Steve McQueen’s Mangrove will open this year’s London Film Festival
Film+TV | 24 August 2020

For the second time in his career, British director Steve McQueen will raise the curtain on the BFI London Film Festival, which this year will be going digital for the first time in its history.

Following from Widows, which opened the festival in 2018, McQueen’s new film Mangrove will be the first of 55 premiers to be given their virtual premier this year. The film is one of five McQueen has written together with Alistair Siddons (Trespass Against Us) as part of a new anthology called Small Axe, made for the BBC and co-produced by Amazon.

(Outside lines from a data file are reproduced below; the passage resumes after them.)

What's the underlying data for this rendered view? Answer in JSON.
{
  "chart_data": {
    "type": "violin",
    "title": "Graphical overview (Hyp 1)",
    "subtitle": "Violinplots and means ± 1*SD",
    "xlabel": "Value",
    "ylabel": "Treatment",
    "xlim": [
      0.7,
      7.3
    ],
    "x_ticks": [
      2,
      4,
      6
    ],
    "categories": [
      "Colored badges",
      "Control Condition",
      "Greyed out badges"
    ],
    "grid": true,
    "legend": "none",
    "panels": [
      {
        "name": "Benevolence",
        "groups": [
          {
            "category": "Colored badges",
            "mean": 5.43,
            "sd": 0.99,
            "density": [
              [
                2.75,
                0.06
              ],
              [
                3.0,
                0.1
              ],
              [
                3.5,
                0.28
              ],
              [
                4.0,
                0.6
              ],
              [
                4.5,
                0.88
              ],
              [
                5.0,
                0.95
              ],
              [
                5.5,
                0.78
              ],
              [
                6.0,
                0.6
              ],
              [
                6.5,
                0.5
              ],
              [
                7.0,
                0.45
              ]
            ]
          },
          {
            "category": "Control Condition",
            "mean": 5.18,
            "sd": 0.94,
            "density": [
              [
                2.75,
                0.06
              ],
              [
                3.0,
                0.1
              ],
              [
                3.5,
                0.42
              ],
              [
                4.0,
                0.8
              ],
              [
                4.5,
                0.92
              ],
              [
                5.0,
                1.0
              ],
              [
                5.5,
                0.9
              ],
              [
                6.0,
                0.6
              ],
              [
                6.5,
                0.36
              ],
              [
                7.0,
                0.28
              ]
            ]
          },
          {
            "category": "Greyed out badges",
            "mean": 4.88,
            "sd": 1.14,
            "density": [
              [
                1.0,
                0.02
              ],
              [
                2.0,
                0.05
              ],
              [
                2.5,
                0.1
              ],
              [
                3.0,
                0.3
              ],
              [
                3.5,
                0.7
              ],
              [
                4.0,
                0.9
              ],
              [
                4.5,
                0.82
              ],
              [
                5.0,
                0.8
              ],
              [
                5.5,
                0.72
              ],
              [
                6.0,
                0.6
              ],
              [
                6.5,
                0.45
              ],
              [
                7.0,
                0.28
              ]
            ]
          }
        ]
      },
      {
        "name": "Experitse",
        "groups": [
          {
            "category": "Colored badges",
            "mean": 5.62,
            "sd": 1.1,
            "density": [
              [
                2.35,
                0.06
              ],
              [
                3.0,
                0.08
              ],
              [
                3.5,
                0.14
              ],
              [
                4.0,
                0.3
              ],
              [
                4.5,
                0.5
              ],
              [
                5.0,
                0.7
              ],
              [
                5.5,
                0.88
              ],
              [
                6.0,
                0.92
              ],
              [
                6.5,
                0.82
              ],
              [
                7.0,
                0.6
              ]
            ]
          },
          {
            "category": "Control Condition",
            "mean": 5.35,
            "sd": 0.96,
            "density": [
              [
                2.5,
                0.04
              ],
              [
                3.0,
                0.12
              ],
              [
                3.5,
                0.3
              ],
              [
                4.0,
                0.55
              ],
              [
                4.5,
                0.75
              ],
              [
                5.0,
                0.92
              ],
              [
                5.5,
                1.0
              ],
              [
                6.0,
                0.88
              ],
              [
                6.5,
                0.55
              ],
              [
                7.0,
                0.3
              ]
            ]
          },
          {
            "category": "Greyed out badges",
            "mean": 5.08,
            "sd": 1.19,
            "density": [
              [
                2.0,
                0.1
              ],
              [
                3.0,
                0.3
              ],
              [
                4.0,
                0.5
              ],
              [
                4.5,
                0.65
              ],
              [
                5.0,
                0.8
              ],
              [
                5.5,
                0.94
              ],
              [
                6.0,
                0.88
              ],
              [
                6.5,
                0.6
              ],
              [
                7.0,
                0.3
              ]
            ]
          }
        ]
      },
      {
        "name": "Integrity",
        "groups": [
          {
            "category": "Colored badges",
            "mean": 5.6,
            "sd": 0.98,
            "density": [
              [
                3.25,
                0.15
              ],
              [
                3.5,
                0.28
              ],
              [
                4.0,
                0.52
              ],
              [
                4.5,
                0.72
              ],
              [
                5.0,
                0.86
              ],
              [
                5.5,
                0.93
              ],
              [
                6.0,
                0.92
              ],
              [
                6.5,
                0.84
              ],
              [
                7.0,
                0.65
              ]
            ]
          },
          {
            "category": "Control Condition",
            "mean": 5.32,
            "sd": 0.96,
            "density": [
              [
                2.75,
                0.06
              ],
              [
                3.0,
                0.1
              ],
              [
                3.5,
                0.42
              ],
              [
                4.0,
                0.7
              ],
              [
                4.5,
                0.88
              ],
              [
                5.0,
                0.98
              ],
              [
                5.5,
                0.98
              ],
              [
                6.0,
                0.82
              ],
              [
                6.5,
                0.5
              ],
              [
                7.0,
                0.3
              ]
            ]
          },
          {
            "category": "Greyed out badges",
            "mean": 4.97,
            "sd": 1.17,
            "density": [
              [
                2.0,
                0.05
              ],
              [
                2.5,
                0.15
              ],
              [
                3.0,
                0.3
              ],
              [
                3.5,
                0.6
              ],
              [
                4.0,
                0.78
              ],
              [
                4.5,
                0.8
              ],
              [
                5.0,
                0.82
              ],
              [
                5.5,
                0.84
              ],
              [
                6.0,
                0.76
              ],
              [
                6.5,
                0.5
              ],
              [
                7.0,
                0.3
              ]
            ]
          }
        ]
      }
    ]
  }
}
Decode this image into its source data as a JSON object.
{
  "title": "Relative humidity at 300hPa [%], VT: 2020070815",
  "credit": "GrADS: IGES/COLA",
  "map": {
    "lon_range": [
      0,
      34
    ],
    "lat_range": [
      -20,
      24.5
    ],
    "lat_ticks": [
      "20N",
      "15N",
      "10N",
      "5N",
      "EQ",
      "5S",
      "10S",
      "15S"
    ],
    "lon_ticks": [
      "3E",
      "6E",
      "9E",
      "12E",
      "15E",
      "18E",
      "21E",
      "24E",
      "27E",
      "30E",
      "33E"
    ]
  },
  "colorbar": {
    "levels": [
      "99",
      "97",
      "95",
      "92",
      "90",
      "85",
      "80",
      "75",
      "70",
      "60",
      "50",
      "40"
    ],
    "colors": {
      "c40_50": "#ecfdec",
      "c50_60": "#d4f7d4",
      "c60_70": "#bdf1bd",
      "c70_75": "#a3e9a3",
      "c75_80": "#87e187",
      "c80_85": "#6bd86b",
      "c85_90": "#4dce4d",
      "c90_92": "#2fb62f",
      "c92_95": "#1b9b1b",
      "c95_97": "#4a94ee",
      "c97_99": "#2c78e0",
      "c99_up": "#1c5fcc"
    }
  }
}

Starring Letitia Wright, Shaun Parkes and Malachi Kirby, Mangrove follows the story of the Mangrove 9, a group of black British activists tried for inciting a riot in 1970. Their name derived from the Mangrove Restaurant in Notting Hill, a popular hangout among the local Afro-Caribbean  community and a regular meeting spot for black intellectuals and academics.

The premises were routinely raided by police, ostensibly on suspicion of drug possession, yet they signified the extent of institutional racism within the force. At the 55-day trial that followed the march on the police station, the 9 were dismissed after the magistrate founds evidence against 12 police offers suggesting they equated black radical activism with criminal intent.

“I couldn’t be happier that Mangrove will open this year’s BFI London Film Festival,” said McQueen of the news. “Although the themes are universal, Mangrove is a London story. It may have happened fifty years ago, but it’s as relevant today as it was then.”

BFI London Film Festival is on from 7 October to 18 October.